L’importantissima attività protettiva del sistema immunitario viene esercitata attraverso una triplice linea difensiva che garantisce l’immunità, ovvero la capacità di difendersi dalle aggressioni di virus, batteri ed altre entità patogene, per contrastare danni o malattie.

  1. Barriere Meccaniche e Chimiche
  2. Immunità Innata o Aspecifica
  3. Immunità Acquisita o Specifica

Il primo meccanismo di difesa dell’organismo è rappresentato dalle BARRIERE MECCANICO-CHIMICHE, come cute, sudore, microrganismi intestinali, microrganismi commensali. Questi hanno lo scopo di impedire la penetrazione degli agenti patogeni nell’organismo.

RISPOSTA INNATA (ASPECIFICA) meccanismo di difesa generale, presente sin dalla nascita, che agisce rapidamente ed indiscriminatamente, contro qualsiasi agente esterno. Le cellule che intervengono in questa fase, sono corpi di primo intervento e sono (Macrofagi, Granulociti, Eosinofili, Linfociti Natural Killers).

RISPOSTA ACQUISITA (SPECIFICA): si sviluppa lentamente dopo il primo incontro con uno specifico agente patogeno (nell’arco di alcuni giorni). E’ la risposta anticorpale che si attiva, per esempio, con le vaccinazioni ma che conserva una memoria per permettere all’organismo di agire più rapidamente in seguito ad ulteriori esposizioni future. E’ indotta dall’esposizione ad agenti infettivi o molecole estranee. In questa fase intervengono altre cellule, come i corpi speciali di un esercito specializzato, sono i linfociti B che creano i famosi anticorpi e un’altra classe di linfociti, denominati Linfociti T responsabili della immunità cellula mediata.

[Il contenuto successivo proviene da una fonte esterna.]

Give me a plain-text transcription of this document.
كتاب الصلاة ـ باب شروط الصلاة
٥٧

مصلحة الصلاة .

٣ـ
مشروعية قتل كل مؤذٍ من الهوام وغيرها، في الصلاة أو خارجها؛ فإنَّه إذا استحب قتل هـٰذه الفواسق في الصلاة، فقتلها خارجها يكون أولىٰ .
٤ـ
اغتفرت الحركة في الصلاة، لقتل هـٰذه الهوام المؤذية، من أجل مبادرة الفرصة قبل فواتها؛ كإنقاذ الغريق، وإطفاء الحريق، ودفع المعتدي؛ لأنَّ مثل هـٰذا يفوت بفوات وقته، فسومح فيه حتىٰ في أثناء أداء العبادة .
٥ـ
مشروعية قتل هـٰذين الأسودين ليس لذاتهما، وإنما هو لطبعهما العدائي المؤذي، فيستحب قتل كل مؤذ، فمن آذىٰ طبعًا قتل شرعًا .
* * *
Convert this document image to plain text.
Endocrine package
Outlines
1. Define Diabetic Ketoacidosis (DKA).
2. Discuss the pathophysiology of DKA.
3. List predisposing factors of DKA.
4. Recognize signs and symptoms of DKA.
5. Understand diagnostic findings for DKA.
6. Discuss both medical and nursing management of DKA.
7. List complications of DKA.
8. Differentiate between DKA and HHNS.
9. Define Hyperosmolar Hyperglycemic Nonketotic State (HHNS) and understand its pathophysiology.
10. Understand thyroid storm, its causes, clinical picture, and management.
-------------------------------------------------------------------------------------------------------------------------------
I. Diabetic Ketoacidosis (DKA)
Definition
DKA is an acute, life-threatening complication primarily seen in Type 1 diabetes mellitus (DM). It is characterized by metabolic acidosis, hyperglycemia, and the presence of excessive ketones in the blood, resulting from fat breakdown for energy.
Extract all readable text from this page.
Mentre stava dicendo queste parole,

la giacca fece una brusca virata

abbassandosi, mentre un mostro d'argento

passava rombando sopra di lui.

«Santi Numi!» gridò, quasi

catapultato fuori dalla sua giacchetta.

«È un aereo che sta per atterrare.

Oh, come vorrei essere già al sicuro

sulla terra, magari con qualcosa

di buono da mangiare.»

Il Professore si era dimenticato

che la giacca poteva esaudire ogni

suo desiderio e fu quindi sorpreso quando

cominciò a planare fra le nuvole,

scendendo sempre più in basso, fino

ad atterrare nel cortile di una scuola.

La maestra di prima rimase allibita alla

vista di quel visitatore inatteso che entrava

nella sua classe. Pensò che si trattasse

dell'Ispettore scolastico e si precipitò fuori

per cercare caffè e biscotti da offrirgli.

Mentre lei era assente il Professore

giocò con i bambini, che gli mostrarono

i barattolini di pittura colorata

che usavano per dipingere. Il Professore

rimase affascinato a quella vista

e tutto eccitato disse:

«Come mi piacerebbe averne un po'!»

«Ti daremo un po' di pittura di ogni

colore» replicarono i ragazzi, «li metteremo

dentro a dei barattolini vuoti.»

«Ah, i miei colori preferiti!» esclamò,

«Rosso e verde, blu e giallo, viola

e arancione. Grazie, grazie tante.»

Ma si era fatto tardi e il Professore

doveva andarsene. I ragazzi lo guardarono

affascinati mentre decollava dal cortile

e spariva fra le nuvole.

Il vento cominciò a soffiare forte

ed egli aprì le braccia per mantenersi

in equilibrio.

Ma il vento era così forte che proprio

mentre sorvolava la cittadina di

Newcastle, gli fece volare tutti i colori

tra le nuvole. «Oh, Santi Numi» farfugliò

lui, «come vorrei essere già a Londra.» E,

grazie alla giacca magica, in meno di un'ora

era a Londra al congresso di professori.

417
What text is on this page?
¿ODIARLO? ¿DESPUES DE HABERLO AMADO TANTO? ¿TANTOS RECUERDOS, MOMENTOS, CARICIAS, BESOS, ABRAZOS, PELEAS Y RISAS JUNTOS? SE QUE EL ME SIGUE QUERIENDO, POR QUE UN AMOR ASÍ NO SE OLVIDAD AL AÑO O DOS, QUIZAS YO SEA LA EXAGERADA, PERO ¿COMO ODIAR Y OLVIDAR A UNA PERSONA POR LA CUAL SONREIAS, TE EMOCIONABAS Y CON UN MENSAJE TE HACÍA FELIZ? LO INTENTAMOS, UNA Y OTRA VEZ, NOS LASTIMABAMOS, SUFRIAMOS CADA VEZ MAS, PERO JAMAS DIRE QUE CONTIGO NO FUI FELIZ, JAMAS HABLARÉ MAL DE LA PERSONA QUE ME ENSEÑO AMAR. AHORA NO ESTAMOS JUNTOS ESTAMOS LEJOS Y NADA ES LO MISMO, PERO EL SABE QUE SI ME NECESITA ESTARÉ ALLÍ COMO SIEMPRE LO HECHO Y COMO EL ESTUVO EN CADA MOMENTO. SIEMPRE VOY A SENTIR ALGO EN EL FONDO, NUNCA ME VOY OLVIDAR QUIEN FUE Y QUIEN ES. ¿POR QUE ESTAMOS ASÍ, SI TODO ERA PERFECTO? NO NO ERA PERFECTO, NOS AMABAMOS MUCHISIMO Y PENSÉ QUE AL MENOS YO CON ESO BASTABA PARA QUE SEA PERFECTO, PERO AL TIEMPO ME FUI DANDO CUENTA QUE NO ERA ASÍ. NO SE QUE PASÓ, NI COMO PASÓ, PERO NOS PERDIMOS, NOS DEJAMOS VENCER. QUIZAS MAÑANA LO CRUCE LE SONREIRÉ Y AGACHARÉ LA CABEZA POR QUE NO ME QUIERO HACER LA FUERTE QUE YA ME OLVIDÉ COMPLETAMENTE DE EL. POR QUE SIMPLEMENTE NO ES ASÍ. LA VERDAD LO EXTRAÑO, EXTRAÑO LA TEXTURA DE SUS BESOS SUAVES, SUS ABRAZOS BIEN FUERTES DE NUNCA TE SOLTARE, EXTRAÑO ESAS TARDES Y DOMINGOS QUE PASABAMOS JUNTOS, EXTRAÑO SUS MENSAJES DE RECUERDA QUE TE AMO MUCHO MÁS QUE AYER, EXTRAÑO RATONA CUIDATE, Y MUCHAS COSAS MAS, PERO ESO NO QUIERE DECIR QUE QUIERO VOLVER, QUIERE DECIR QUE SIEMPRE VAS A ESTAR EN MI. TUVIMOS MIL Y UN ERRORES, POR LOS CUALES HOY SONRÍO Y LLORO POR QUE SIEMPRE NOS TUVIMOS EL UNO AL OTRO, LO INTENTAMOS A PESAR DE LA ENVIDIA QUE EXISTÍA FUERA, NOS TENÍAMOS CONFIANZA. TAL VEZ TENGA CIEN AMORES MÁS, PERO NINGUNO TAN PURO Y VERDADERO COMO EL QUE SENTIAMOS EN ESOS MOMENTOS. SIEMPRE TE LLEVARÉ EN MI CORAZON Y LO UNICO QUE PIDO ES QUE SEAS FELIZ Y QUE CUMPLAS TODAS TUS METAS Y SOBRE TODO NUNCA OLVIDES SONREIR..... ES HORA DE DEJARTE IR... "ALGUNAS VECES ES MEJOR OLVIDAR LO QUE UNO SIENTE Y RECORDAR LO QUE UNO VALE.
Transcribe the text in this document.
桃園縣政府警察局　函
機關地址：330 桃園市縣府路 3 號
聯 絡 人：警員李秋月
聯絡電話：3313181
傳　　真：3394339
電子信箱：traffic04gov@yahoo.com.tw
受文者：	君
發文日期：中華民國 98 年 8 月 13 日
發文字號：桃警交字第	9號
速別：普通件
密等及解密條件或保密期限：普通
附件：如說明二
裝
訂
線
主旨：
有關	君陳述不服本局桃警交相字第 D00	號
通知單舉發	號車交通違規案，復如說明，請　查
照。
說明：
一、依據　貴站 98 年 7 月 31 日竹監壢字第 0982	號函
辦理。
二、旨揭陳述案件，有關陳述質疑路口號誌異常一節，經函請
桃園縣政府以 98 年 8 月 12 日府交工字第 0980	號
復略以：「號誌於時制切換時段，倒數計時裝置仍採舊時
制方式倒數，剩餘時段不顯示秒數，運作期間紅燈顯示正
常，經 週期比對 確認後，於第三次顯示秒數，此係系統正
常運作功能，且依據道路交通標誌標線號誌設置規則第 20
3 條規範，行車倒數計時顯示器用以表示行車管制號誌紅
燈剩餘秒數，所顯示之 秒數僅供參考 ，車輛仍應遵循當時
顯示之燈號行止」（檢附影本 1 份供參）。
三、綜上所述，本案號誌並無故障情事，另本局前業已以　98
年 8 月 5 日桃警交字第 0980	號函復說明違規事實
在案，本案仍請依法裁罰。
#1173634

Va subito precisato che entrambi i tipi di risposta immunitaria sono strettamente interconnessi e coordinati; la risposta innata, per esempio, è rinforzata dalla risposta acquisita, che ne aumenta l’efficacia. Nell’insieme la risposta immunitaria procede in cooperazione con tutte le cellule del sistema,

Analizziamo meglio le due fasi dell’immunità, innata e quella acquisita

IMMUNITÀ INNATA

Come il nome stesso fa intuire, questo meccanismo è attivo verso tutti i patogeni e sfrutta meccanismi presenti sin dalla nascita.

L’immunità aspecifica NON ha alcun tipo di memoria nei confronti di precedenti incontri con patogeni. Inoltre, NON si rafforza in seguito a nuovi ed ulteriori contatti con lo stesso patogeno.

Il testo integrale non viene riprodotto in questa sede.